Hey friends, family, potential future fellows, or really anyone else that stumbled upon this website on a random Google search for, “Things I should do when I graduate college.” WELCOME. We as a fellow class (hopefully everyone else agrees) are stoked to be here and have been welcomed, loved, and treated as rock stars since we started this past Wednesday. The welcoming week and orientation stellar to the max. Very much Oui, Chef. I am grateful for each hand that went into making this Fellows Program come to life. Thank you. 

I wasn’t really sure what I wasn’t getting into when I started applying for this program and to be frank with all of you I’m still not sure what I am getting myself into with all of this.  We just returned from our orientation retreat and it was full of laughter, karaoke, food, fellowship, late nights, early mornings, and bliss.  I would say the Lord has already begun to chip away at some misconceptions I’ve had about the program and has been molding me to hopefully what this year will have in store.
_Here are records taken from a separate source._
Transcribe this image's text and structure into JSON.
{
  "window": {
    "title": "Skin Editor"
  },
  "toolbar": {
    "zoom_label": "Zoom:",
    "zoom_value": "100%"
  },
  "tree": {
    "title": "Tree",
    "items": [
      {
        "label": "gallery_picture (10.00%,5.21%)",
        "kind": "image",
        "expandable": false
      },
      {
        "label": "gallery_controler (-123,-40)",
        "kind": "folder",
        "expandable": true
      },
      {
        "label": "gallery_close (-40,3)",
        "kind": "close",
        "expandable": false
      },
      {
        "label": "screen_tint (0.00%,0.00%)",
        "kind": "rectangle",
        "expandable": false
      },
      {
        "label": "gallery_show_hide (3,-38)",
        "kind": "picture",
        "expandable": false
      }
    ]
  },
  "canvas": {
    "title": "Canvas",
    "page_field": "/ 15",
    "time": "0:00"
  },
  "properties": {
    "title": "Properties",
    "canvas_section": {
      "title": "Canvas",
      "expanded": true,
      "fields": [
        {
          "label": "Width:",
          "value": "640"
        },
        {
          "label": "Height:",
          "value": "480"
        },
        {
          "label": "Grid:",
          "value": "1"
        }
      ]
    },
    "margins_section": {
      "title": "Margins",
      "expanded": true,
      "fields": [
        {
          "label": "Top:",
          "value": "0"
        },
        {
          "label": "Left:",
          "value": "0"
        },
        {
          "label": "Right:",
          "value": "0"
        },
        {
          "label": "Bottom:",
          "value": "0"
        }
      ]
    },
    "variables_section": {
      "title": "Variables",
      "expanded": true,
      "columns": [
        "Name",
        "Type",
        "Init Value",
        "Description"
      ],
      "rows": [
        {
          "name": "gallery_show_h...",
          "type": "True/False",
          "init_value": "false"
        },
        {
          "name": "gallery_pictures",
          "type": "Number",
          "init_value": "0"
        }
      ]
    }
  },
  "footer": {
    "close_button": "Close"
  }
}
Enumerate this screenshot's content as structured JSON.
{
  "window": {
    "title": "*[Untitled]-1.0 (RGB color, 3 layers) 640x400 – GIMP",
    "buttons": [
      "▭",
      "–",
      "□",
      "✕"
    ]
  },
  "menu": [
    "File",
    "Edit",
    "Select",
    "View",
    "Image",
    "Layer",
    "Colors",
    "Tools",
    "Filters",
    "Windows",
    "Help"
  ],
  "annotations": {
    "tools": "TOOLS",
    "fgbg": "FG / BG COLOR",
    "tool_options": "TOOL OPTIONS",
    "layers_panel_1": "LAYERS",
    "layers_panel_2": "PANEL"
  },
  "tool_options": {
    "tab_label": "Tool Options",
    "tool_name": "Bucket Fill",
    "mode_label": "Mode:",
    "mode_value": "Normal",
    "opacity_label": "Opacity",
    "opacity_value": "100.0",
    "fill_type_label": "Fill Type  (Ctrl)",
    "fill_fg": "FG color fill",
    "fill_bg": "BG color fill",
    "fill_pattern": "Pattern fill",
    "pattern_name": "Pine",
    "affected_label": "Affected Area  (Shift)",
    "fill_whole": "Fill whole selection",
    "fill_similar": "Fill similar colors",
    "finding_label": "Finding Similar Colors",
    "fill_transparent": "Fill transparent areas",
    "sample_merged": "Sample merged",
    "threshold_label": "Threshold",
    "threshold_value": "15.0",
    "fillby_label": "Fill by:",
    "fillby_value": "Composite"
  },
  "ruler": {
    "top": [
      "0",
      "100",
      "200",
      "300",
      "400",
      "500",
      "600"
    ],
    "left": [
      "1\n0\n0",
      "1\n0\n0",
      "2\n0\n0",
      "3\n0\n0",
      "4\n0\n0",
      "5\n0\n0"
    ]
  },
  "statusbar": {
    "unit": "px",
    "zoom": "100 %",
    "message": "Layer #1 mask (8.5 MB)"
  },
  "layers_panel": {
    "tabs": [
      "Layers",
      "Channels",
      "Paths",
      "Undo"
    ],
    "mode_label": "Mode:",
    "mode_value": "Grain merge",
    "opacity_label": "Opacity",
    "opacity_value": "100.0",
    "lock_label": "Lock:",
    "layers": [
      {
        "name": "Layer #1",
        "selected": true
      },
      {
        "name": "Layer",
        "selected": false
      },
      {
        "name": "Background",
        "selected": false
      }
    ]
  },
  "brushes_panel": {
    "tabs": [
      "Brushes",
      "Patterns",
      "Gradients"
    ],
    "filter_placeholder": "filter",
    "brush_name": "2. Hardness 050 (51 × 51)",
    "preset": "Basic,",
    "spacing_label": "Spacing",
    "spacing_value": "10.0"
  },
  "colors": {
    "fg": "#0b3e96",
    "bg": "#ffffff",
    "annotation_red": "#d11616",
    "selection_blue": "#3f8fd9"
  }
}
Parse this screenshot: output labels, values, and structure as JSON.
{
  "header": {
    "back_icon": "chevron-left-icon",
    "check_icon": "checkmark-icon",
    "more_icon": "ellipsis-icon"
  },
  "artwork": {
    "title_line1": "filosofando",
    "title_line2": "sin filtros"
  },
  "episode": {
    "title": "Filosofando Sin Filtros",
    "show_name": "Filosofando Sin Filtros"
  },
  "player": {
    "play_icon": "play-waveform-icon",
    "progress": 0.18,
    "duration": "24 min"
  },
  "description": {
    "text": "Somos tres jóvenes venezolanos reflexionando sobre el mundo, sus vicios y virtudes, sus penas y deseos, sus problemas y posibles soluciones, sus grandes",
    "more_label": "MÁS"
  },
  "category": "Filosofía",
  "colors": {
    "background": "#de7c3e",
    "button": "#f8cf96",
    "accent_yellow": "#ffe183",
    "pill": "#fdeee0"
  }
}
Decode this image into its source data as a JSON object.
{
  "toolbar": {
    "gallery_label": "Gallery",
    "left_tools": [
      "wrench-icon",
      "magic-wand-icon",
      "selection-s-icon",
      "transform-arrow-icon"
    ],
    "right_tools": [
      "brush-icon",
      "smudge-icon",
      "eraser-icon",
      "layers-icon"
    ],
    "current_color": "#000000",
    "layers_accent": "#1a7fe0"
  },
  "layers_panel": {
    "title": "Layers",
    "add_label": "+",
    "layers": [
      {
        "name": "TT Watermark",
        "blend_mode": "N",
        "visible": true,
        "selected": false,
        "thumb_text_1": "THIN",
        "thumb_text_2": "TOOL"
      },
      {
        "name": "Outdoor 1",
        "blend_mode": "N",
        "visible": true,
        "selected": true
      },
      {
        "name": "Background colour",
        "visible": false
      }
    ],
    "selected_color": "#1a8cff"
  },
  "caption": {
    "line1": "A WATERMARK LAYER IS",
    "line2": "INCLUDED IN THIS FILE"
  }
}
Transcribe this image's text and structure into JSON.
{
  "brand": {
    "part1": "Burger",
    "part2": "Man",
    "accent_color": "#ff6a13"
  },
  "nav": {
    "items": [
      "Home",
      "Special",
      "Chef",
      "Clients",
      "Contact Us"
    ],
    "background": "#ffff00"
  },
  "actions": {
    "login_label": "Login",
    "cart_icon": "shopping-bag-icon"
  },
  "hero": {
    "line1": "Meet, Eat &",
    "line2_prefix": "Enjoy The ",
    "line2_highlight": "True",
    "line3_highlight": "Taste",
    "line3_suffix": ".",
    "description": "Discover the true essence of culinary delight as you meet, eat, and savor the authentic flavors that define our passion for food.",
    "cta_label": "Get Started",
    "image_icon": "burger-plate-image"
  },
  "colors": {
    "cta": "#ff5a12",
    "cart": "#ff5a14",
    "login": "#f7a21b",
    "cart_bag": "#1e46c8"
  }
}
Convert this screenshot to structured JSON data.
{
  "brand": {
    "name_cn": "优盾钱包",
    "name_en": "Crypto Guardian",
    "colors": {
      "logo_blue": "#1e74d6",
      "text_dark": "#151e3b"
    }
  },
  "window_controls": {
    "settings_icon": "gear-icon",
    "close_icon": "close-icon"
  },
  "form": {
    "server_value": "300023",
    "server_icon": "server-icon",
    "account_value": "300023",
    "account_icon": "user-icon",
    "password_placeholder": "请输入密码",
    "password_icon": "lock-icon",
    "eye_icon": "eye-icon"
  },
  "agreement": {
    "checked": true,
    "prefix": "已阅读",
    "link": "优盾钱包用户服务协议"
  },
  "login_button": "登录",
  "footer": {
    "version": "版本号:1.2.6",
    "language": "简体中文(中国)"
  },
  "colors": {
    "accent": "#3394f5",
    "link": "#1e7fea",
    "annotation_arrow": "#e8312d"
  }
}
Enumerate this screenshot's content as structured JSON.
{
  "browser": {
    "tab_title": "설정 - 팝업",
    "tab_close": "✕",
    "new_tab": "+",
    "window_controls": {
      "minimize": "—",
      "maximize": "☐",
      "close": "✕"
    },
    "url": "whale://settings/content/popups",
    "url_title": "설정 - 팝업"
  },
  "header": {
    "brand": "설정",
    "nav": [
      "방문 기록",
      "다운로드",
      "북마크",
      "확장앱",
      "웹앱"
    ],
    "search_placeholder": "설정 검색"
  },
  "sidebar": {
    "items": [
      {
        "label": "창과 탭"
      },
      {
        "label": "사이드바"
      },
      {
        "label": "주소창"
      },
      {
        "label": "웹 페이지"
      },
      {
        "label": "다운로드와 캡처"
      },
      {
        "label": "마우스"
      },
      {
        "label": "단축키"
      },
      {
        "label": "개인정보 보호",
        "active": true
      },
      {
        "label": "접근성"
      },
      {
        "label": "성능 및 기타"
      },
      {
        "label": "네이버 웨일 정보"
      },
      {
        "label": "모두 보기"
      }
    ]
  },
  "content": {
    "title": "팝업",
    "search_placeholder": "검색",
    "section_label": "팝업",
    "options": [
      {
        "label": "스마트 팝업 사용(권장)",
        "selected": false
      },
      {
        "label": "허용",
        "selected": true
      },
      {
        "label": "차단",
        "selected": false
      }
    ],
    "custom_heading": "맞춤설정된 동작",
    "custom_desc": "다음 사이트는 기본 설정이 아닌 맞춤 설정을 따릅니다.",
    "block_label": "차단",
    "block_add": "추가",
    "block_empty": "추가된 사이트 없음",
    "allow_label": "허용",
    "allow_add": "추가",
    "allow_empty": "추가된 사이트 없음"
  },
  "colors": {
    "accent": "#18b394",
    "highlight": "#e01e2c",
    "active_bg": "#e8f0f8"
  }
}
Why are you doing that? I had this question posed to me many times this summer when I would tell people about the program. People with genuine desires to want to know why and people who were wondering why I wasn’t going to find a job in my field and trying to move up the career ladder. To answer this question, I’m not sure why I am here. I did not want to live in North Carolina, I didn’t want to move to Raleigh, I didn’t pursue the dreams that I wanted to do. I didn't really decide to do to the Fellows program or even care about other options until Jesus pruned the vine and began to chip away at my (keyword, my) life plans. It's hard for me to even fathom being in Raleigh, much less a fellow. So, I still don’t know how to answer the question, “Why are you doing the Fellows?” Ask me again in 9 months and maybe I will have an answer. Until then, I will be listening, living, absorbing, and cherishing every sweet moment that I get to spend here.